Das Auslandsgeschäft schrumpfte im Juli um 3,4 Prozent. Die Bestellungen aus der Euro-Zone fielen um 2,7 Prozent, die aus dem Rest der Welt um 4,0 Prozent. Die Inlandsnachfrage wuchs dagegen um 2,4 Prozent.
„Es stellt sich die Frage: Was ist hier im Busch? Führt die Zolldiskussion doch bereits schon zu größerer Zurückhaltung bei Bestellungen? Was zu den Auftragseingängen nicht passt, ist die noch immer gute Stimmung in der deutschen Industrie. Das heutige Zahlenmaterial wirft also eine ganze Reihe von Fragezeichen auf. Die Auftragsdaten ermahnen zur Demut. Möglicherweise fällt das zweite Halbjahr für die deutsche Volkswirtschaft holprig aus – holpriger jedenfalls als bislang angenommen“, wird Thomas Gitzel von der VP Bank von Reuters zitiert.
Zuletzt hatte es vermehrt Anzeichen dafür gegeben, dass das Wachstum der Weltwirtschaft an Tempo verliert.
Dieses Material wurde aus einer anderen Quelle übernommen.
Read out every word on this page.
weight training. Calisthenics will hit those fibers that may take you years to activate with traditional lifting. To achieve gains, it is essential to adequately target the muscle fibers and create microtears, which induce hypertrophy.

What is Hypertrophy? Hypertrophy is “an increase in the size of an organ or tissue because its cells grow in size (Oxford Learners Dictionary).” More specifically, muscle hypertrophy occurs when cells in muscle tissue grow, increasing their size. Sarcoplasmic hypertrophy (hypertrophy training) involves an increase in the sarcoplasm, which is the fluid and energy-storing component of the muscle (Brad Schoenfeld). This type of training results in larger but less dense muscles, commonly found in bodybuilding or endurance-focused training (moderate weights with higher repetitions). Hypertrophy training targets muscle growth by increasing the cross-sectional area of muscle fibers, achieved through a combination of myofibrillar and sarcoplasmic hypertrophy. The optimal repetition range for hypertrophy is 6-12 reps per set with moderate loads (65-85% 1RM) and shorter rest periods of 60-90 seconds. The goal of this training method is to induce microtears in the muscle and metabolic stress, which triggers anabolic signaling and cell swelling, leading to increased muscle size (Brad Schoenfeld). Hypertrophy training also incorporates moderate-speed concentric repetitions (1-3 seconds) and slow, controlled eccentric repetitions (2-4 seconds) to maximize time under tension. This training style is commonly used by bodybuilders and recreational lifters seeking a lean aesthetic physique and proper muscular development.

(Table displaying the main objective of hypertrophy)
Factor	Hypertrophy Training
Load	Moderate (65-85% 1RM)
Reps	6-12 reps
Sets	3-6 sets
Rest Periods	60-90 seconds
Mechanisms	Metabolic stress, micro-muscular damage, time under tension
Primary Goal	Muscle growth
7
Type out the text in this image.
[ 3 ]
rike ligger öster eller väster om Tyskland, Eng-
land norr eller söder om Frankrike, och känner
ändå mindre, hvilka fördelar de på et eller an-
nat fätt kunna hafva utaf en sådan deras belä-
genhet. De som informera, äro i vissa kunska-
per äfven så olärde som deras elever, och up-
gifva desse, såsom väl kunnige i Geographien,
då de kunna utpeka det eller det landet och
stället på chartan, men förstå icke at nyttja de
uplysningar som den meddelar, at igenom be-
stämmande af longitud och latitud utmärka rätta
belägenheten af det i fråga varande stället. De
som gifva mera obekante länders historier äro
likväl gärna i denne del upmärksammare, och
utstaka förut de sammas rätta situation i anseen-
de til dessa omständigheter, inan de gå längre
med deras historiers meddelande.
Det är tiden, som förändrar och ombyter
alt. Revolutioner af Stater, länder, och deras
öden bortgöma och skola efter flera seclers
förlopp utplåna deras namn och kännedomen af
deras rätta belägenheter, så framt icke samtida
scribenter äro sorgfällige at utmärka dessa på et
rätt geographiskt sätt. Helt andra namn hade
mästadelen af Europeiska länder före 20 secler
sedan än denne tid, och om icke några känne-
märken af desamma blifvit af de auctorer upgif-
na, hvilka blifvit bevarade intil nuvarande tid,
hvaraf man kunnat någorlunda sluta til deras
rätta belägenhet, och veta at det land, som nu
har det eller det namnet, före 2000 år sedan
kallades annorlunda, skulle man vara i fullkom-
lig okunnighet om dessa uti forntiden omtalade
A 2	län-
Ökonomen vom Kieler Institut für Weltwirtschaft (IfW) rechnen mit einem baldigen Ende des Aufschwungs in Deutschland. Zwar sei die Hochkonjunktur noch nicht vorbei, sagte IfW-Experte Stefan Kooths anlässlich der am Donnerstag vorgelegten Herbstprognose des Instituts. „Deutschland muss sich aber auf den Abschwung gefasst machen.“ Bereits zu Beginn des kommenden Jahrzehnts sei mit ausgereizten Kapazitäten zu rechnen. Dann dürfte es Engpässe etwa beim Personal und bei Gütern geben, die für die Produktion notwendig sind. Besonders betroffen sei die Bauwirtschaft.